Model-based design reduces development time by 25 per cent
9 August 2012Tweet
The SAIC Motor Corporation has developed the hybrid control unit (HCU) for the Roewe 750 hybrid sedan in 25 per cent less time than originally estimated, by using model-based design with MathWorks' Simulink, Stateflow and Embedded Coder. With this design approach, SAIC Motor engineers were able to model and refine the control algorithms for the HCU by running multiple simulations to evaluate different powertrain system configurations and compare each configuration’s effect on fuel economy and drivability.
‘Three years ago, SAIC Motor did not have rich experience developing embedded control software. With some team members new to embedded development, we needed an industry-proven approach,’ commented Jun Zhu, general manager of Shanghai E-propulsion Auto Technology, the SAIC Motor subsidiary that develops electric and hybrid propulsion technologies. ‘We chose model-based design because it is a proven and efficient development method. This approach helped us develop the highly complex HCU control logic and complete the project ahead of schedule.’

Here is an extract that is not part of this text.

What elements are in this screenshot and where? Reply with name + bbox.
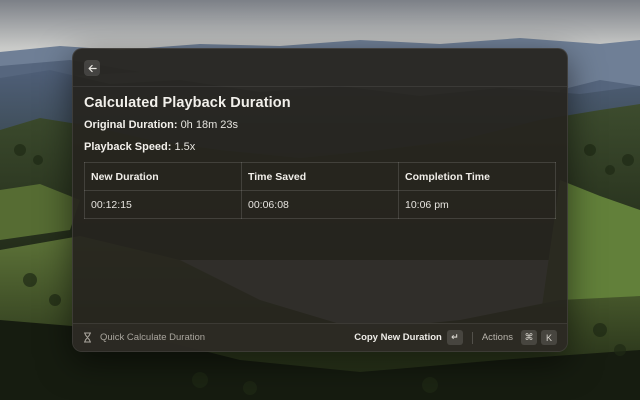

Embedded Coder automatically generated 98 per cent of the production code, helping to minimise hand-coding errors and allowing for fast updates of multiple modules. In addition, the team developed a systematic verification process that used Simulink Verification and Validation to enforce modelling standards. This process enabled them to find and fix errors earlier in the design process, which reduced reliance on in-car testing, saved time and cut project costs. Because the vehicle and several key components, including the battery and motor, were being developed concurrently, the misunderstandings that typically arise from interpreting written specification documents were also eliminated.